Humabody drug conjugates (HDCs) address many of the issues associated with ADCs. Humabody VH domains are small and can penetrate into and accumulate in tumors more rapidly and effectively than bulky, rigid antibodies. And because HDCs can also be tuned to optimize their biodistribution, they don’t spend days circulating systemically. In short, HDCs can carry a smaller amount of a more potent toxic payload and deliver it more effectively to a tumor, resulting in cytotoxic effects within the tumor whilst minimizing exposure of normal healthy tissue to the toxin, enhancing the therapeutic index of the drug.

What are the challenges you face in further developing the platform?

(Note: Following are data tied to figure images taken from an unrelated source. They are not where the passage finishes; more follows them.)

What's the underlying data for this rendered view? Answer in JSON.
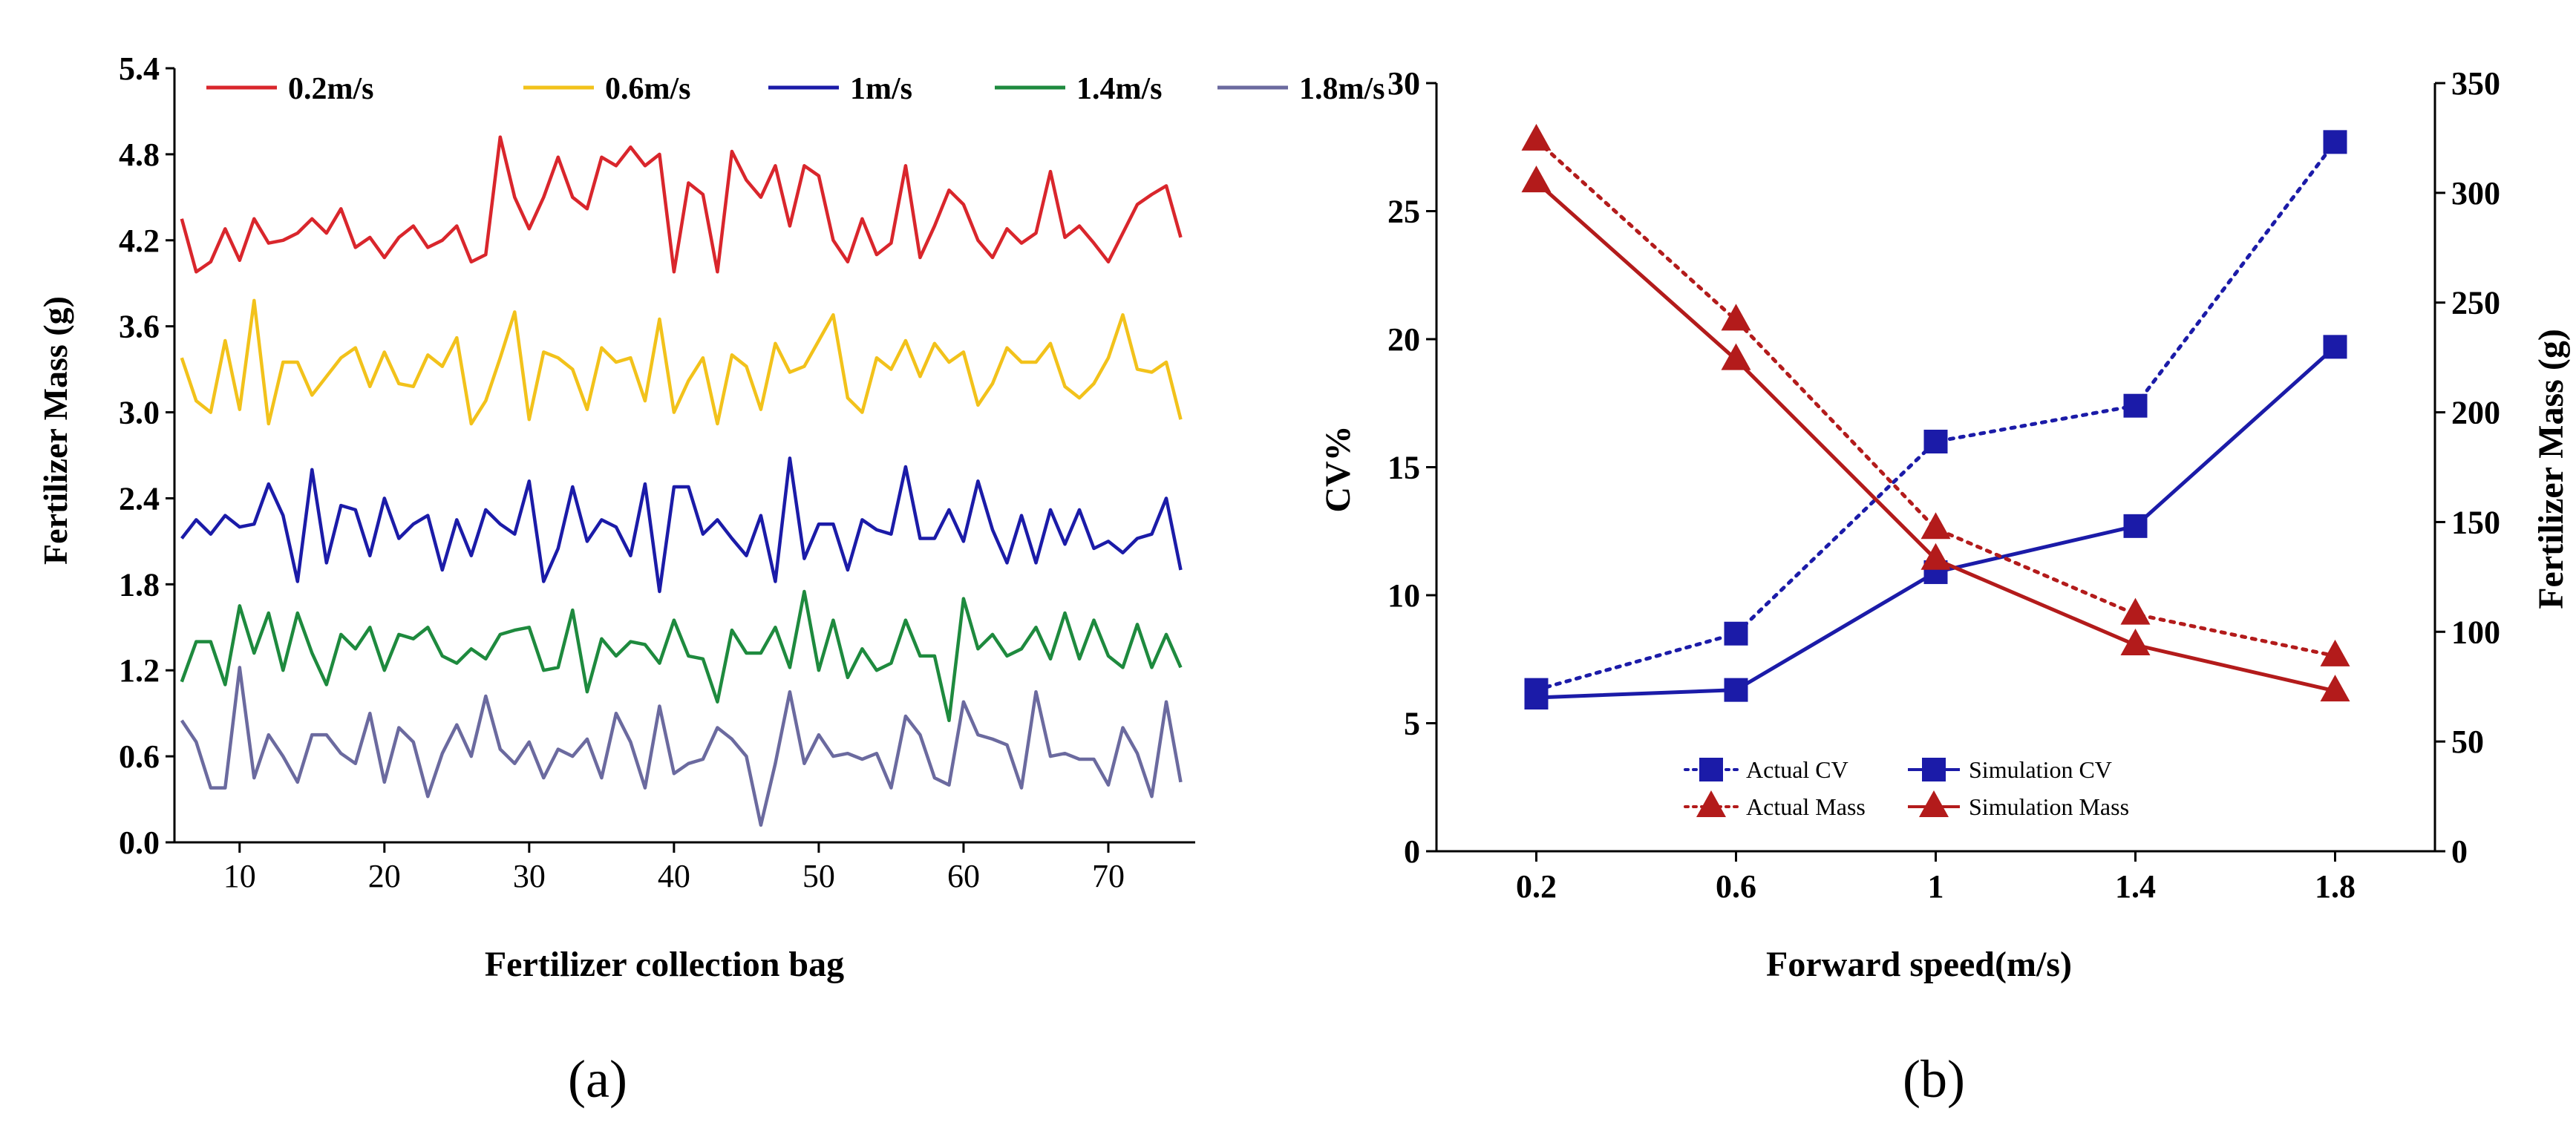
{
  "chart_data": [
    {
      "type": "line",
      "panel_label": "(a)",
      "title": "",
      "xlabel": "Fertilizer collection bag",
      "ylabel": "Fertilizer Mass (g)",
      "xlim": [
        5.5,
        76
      ],
      "ylim": [
        0.0,
        5.4
      ],
      "xticks": [
        10,
        20,
        30,
        40,
        50,
        60,
        70
      ],
      "yticks": [
        0.0,
        0.6,
        1.2,
        1.8,
        2.4,
        3.0,
        3.6,
        4.2,
        4.8,
        5.4
      ],
      "ytick_labels": [
        "0.0",
        "0.6",
        "1.2",
        "1.8",
        "2.4",
        "3.0",
        "3.6",
        "4.2",
        "4.8",
        "5.4"
      ],
      "legend_position": "top",
      "x": [
        6,
        7,
        8,
        9,
        10,
        11,
        12,
        13,
        14,
        15,
        16,
        17,
        18,
        19,
        20,
        21,
        22,
        23,
        24,
        25,
        26,
        27,
        28,
        29,
        30,
        31,
        32,
        33,
        34,
        35,
        36,
        37,
        38,
        39,
        40,
        41,
        42,
        43,
        44,
        45,
        46,
        47,
        48,
        49,
        50,
        51,
        52,
        53,
        54,
        55,
        56,
        57,
        58,
        59,
        60,
        61,
        62,
        63,
        64,
        65,
        66,
        67,
        68,
        69,
        70,
        71,
        72,
        73,
        74,
        75
      ],
      "series": [
        {
          "name": "0.2m/s",
          "color": "#d9262c",
          "values": [
            4.35,
            3.98,
            4.05,
            4.28,
            4.06,
            4.35,
            4.18,
            4.2,
            4.25,
            4.35,
            4.25,
            4.42,
            4.15,
            4.22,
            4.08,
            4.22,
            4.3,
            4.15,
            4.2,
            4.3,
            4.05,
            4.1,
            4.92,
            4.5,
            4.28,
            4.5,
            4.78,
            4.5,
            4.42,
            4.78,
            4.72,
            4.85,
            4.72,
            4.8,
            3.98,
            4.6,
            4.52,
            3.98,
            4.82,
            4.62,
            4.5,
            4.72,
            4.3,
            4.72,
            4.65,
            4.2,
            4.05,
            4.35,
            4.1,
            4.18,
            4.72,
            4.08,
            4.3,
            4.55,
            4.45,
            4.2,
            4.08,
            4.28,
            4.18,
            4.25,
            4.68,
            4.22,
            4.3,
            4.18,
            4.05,
            4.25,
            4.45,
            4.52,
            4.58,
            4.22
          ]
        },
        {
          "name": "0.6m/s",
          "color": "#f2c21b",
          "values": [
            3.38,
            3.08,
            3.0,
            3.5,
            3.02,
            3.78,
            2.92,
            3.35,
            3.35,
            3.12,
            3.25,
            3.38,
            3.45,
            3.18,
            3.42,
            3.2,
            3.18,
            3.4,
            3.32,
            3.52,
            2.92,
            3.08,
            3.38,
            3.7,
            2.95,
            3.42,
            3.38,
            3.3,
            3.02,
            3.45,
            3.35,
            3.38,
            3.08,
            3.65,
            3.0,
            3.22,
            3.38,
            2.92,
            3.4,
            3.32,
            3.02,
            3.48,
            3.28,
            3.32,
            3.5,
            3.68,
            3.1,
            3.0,
            3.38,
            3.3,
            3.5,
            3.25,
            3.48,
            3.35,
            3.42,
            3.05,
            3.2,
            3.45,
            3.35,
            3.35,
            3.48,
            3.18,
            3.1,
            3.2,
            3.38,
            3.68,
            3.3,
            3.28,
            3.35,
            2.95
          ]
        },
        {
          "name": "1m/s",
          "color": "#1b1ba8",
          "values": [
            2.12,
            2.25,
            2.15,
            2.28,
            2.2,
            2.22,
            2.5,
            2.28,
            1.82,
            2.6,
            1.95,
            2.35,
            2.32,
            2.0,
            2.4,
            2.12,
            2.22,
            2.28,
            1.9,
            2.25,
            2.0,
            2.32,
            2.22,
            2.15,
            2.52,
            1.82,
            2.05,
            2.48,
            2.1,
            2.25,
            2.2,
            2.0,
            2.5,
            1.75,
            2.48,
            2.48,
            2.15,
            2.25,
            2.12,
            2.0,
            2.28,
            1.82,
            2.68,
            1.98,
            2.22,
            2.22,
            1.9,
            2.25,
            2.18,
            2.15,
            2.62,
            2.12,
            2.12,
            2.32,
            2.1,
            2.52,
            2.18,
            1.95,
            2.28,
            1.95,
            2.32,
            2.08,
            2.32,
            2.05,
            2.1,
            2.02,
            2.12,
            2.15,
            2.4,
            1.9
          ]
        },
        {
          "name": "1.4m/s",
          "color": "#1e8a3e",
          "values": [
            1.12,
            1.4,
            1.4,
            1.1,
            1.65,
            1.32,
            1.6,
            1.2,
            1.6,
            1.32,
            1.1,
            1.45,
            1.35,
            1.5,
            1.2,
            1.45,
            1.42,
            1.5,
            1.3,
            1.25,
            1.35,
            1.28,
            1.45,
            1.48,
            1.5,
            1.2,
            1.22,
            1.62,
            1.05,
            1.42,
            1.3,
            1.4,
            1.38,
            1.25,
            1.55,
            1.3,
            1.28,
            0.98,
            1.48,
            1.32,
            1.32,
            1.5,
            1.22,
            1.75,
            1.2,
            1.55,
            1.15,
            1.35,
            1.2,
            1.25,
            1.55,
            1.3,
            1.3,
            0.85,
            1.7,
            1.35,
            1.45,
            1.3,
            1.35,
            1.5,
            1.28,
            1.6,
            1.28,
            1.55,
            1.3,
            1.22,
            1.52,
            1.22,
            1.45,
            1.22
          ]
        },
        {
          "name": "1.8m/s",
          "color": "#6b6a9f",
          "values": [
            0.85,
            0.7,
            0.38,
            0.38,
            1.22,
            0.45,
            0.75,
            0.6,
            0.42,
            0.75,
            0.75,
            0.62,
            0.55,
            0.9,
            0.42,
            0.8,
            0.7,
            0.32,
            0.62,
            0.82,
            0.6,
            1.02,
            0.65,
            0.55,
            0.7,
            0.45,
            0.65,
            0.6,
            0.72,
            0.45,
            0.9,
            0.7,
            0.38,
            0.95,
            0.48,
            0.55,
            0.58,
            0.8,
            0.72,
            0.6,
            0.12,
            0.55,
            1.05,
            0.55,
            0.75,
            0.6,
            0.62,
            0.58,
            0.62,
            0.38,
            0.88,
            0.75,
            0.45,
            0.4,
            0.98,
            0.75,
            0.72,
            0.68,
            0.38,
            1.05,
            0.6,
            0.62,
            0.58,
            0.58,
            0.4,
            0.8,
            0.62,
            0.32,
            0.98,
            0.42
          ]
        }
      ]
    },
    {
      "type": "line",
      "panel_label": "(b)",
      "title": "",
      "xlabel": "Forward speed(m/s)",
      "ylabel": "CV%",
      "ylabel_right": "Fertilizer Mass (g)",
      "categories": [
        "0.2",
        "0.6",
        "1",
        "1.4",
        "1.8"
      ],
      "xlim": [
        0.0,
        2.0
      ],
      "ylim": [
        0,
        30
      ],
      "ylim_right": [
        0,
        350
      ],
      "yticks": [
        0,
        5,
        10,
        15,
        20,
        25,
        30
      ],
      "yticks_right": [
        0,
        50,
        100,
        150,
        200,
        250,
        300,
        350
      ],
      "legend_position": "bottom-center",
      "series": [
        {
          "name": "Actual CV",
          "axis": "left",
          "style": "dotted",
          "marker": "square",
          "color": "#1b1ba8",
          "values": [
            6.3,
            8.5,
            16.0,
            17.4,
            27.7
          ]
        },
        {
          "name": "Simulation CV",
          "axis": "left",
          "style": "solid",
          "marker": "square",
          "color": "#1b1ba8",
          "values": [
            6.0,
            6.3,
            10.9,
            12.7,
            19.7
          ]
        },
        {
          "name": "Actual Mass",
          "axis": "right",
          "style": "dotted",
          "marker": "triangle",
          "color": "#b31b1b",
          "values": [
            324,
            242,
            147,
            108,
            89
          ]
        },
        {
          "name": "Simulation Mass",
          "axis": "right",
          "style": "solid",
          "marker": "triangle",
          "color": "#b31b1b",
          "values": [
            305,
            224,
            133,
            94,
            73
          ]
        }
      ]
    }
  ]
}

New immuno-oncology therapeutics, such as the checkpoint-targeted mAbs Opdivo and Yervoy, have demonstrated very clearly the power of engaging the human immune system to fight cancers. Indeed, they work exceptionally well as monotherapy, but only in a subset of cancer patients. And when delivered in combination, they can often result in severe, treatment-limiting side-effects.

We are not a big pharma company with a huge pharma research and development budget! So, we need to focus on the indications and patient populations that we think can benefit from our approach. Our Humabody platform is working very well. We have efficient, fast internal processes and a number of T cell enhancing assets in our internal immuno-oncology pipeline. These assets are expected to have an improved safety profile and generate a broad, durable anti-cancer response. We will be filing the clinical trial application for our lead asset, CB307, later this year. We’re also involved in several ongoing collaborations, including one with Takeda, who licensed the first two programs under our global collaboration early, and Zai Lab, who licensed our inflammation program.

It is always a challenge to convince the industry to accept new science and new types of therapeutics, but I think this is slowly changing thanks to the positive outcomes of the forerunners in the antibody fragment space (caplacizumab) and in the bispecific CD137 (4-1BB) field (PRS-343). There are many potential applications for our Humabodies and, although I’m biased, I’m passionate they provide a great starting point for making many drugs that help patients.